Hartford’s Swedish Emanuel Methodist Church was organized in 1896. The congregation worshiped in a room in the Boardman Building on Asylum Street before moving to a church building at the corner of Hungerford and Grand Streets in 1899. In 1921 the church dedicated its second building at the corner of Boulevard and Lockwood Terrace in West Hartford. Originally services were conducted only in Swedish, but in 1941 the Eastern Swedish Conference was dissolved and the church affiliated with the East New York Conference of the Methodist Church, discontinuing the use of Swedish. In 1957 the church acquired property at 1358 New Britain Avenue and soon began construction of what is now the Westb Hartford United Methodist Church. That same year the old church on Boulevard was sold and became the Boulevard Baptist Church. Today the building is home to Angels On Assignment Christian Church and Jesus the Cornerstone Pentecostal Church of Hartford.

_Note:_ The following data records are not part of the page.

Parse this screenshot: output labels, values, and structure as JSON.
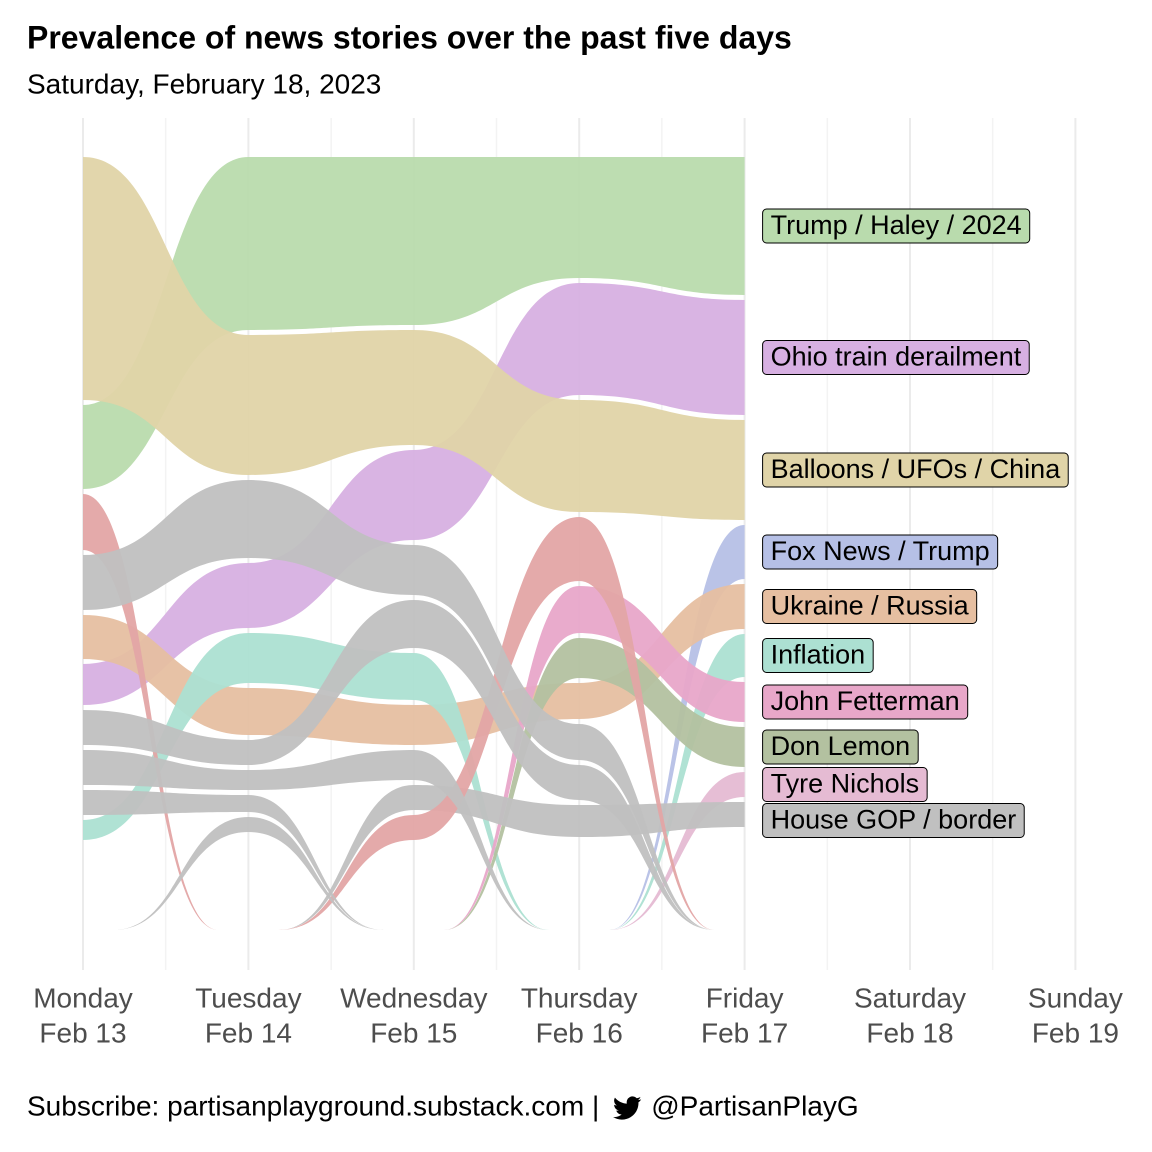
{
  "chart_data": {
    "type": "alluvial",
    "title": "Prevalence of news stories over the past five days",
    "subtitle": "Saturday, February 18, 2023",
    "x": [
      [
        "Monday",
        "Feb 13"
      ],
      [
        "Tuesday",
        "Feb 14"
      ],
      [
        "Wednesday",
        "Feb 15"
      ],
      [
        "Thursday",
        "Feb 16"
      ],
      [
        "Friday",
        "Feb 17"
      ],
      [
        "Saturday",
        "Feb 18"
      ],
      [
        "Sunday",
        "Feb 19"
      ]
    ],
    "grid": true,
    "series": [
      {
        "name": "Trump / Haley / 2024",
        "color": "#b9dbad",
        "values": [
          84,
          173,
          168,
          121,
          138,
          null,
          null
        ]
      },
      {
        "name": "Ohio train derailment",
        "color": "#d7b0e2",
        "values": [
          41,
          65,
          90,
          112,
          115,
          null,
          null
        ]
      },
      {
        "name": "Balloons / UFOs / China",
        "color": "#e0d4a8",
        "values": [
          243,
          140,
          115,
          112,
          100,
          null,
          null
        ]
      },
      {
        "name": "Fox News / Trump",
        "color": "#b6c0e6",
        "values": [
          null,
          null,
          null,
          null,
          54,
          null,
          null
        ]
      },
      {
        "name": "Ukraine / Russia",
        "color": "#e6bfa1",
        "values": [
          44,
          47,
          40,
          36,
          45,
          null,
          null
        ]
      },
      {
        "name": "Inflation",
        "color": "#ace0d2",
        "values": [
          20,
          50,
          47,
          null,
          43,
          null,
          null
        ]
      },
      {
        "name": "John Fetterman",
        "color": "#e8a7c9",
        "values": [
          null,
          null,
          null,
          47,
          40,
          null,
          null
        ]
      },
      {
        "name": "Don Lemon",
        "color": "#b3c1a0",
        "values": [
          null,
          null,
          null,
          40,
          40,
          null,
          null
        ]
      },
      {
        "name": "Tyre Nichols",
        "color": "#e5bbd3",
        "values": [
          null,
          null,
          null,
          null,
          25,
          null,
          null
        ]
      },
      {
        "name": "House GOP / border",
        "color": "#c0c0c0",
        "values": [
          null,
          null,
          25,
          32,
          25,
          null,
          null
        ]
      },
      {
        "name": null,
        "color": "#e3a5a5",
        "values": [
          56,
          null,
          25,
          64,
          null,
          null,
          null
        ]
      },
      {
        "name": null,
        "color": "#c0c0c0",
        "values": [
          55,
          78,
          50,
          36,
          null,
          null,
          null
        ]
      },
      {
        "name": null,
        "color": "#c0c0c0",
        "values": [
          35,
          25,
          48,
          35,
          null,
          null,
          null
        ]
      },
      {
        "name": null,
        "color": "#c0c0c0",
        "values": [
          35,
          20,
          30,
          null,
          null,
          null,
          null
        ]
      },
      {
        "name": null,
        "color": "#c0c0c0",
        "values": [
          25,
          17,
          null,
          null,
          null,
          null,
          null
        ]
      },
      {
        "name": null,
        "color": "#c0c0c0",
        "values": [
          null,
          15,
          null,
          null,
          null,
          null,
          null
        ]
      }
    ],
    "footer": "Subscribe: partisanplayground.substack.com |",
    "handle": "@PartisanPlayG"
  }
}
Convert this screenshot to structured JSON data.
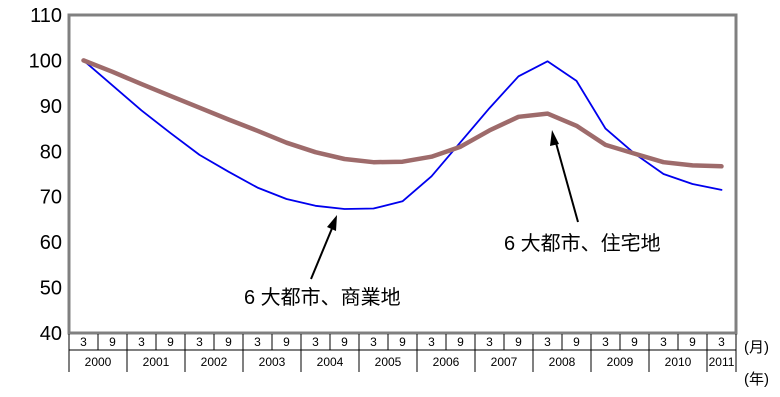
{
  "chart_data": {
    "type": "line",
    "ylim": [
      40,
      110
    ],
    "yticks": [
      40,
      50,
      60,
      70,
      80,
      90,
      100,
      110
    ],
    "x": [
      "2000-03",
      "2000-09",
      "2001-03",
      "2001-09",
      "2002-03",
      "2002-09",
      "2003-03",
      "2003-09",
      "2004-03",
      "2004-09",
      "2005-03",
      "2005-09",
      "2006-03",
      "2006-09",
      "2007-03",
      "2007-09",
      "2008-03",
      "2008-09",
      "2009-03",
      "2009-09",
      "2010-03",
      "2010-09",
      "2011-03"
    ],
    "month_labels": [
      "3",
      "9",
      "3",
      "9",
      "3",
      "9",
      "3",
      "9",
      "3",
      "9",
      "3",
      "9",
      "3",
      "9",
      "3",
      "9",
      "3",
      "9",
      "3",
      "9",
      "3",
      "9",
      "3"
    ],
    "year_labels": [
      "2000",
      "2001",
      "2002",
      "2003",
      "2004",
      "2005",
      "2006",
      "2007",
      "2008",
      "2009",
      "2010",
      "2011"
    ],
    "month_unit": "(月)",
    "year_unit": "(年)",
    "grid": false,
    "series": [
      {
        "name": "6 大都市、商業地",
        "color": "#0000ee",
        "values": [
          100,
          94.5,
          89,
          84,
          79.2,
          75.5,
          72,
          69.5,
          68,
          67.3,
          67.4,
          69,
          74.5,
          82,
          89.5,
          96.5,
          99.8,
          95.5,
          85,
          79.5,
          75,
          72.8,
          71.5
        ]
      },
      {
        "name": "6 大都市、住宅地",
        "color": "#9e6b6b",
        "values": [
          100,
          97.5,
          94.8,
          92.2,
          89.6,
          87,
          84.5,
          81.9,
          79.8,
          78.3,
          77.6,
          77.7,
          78.8,
          81,
          84.6,
          87.6,
          88.3,
          85.6,
          81.4,
          79.5,
          77.6,
          76.9,
          76.7
        ]
      }
    ]
  }
}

Nathaniel B. Wheeler House (1852)

Wheeler House

Nathaniel B. Wheeler, partner in Wheeler & Wilson, manufacturers of sewing machines, acquired land near the Green in Watertown (now 14 Woodbury Road) from Alanson Warren, Sr., on which he built an Italianate house in 1852. Later owners of the house, Harry H. and Charlotte Heminway, hired Waterbury architect Wilfred Griggs to remodel the house. In 1914 it was altered to the Colonial Revival style with the addition of front and rear two-level porches, French doors on the east side and a fanlight over the main entrance.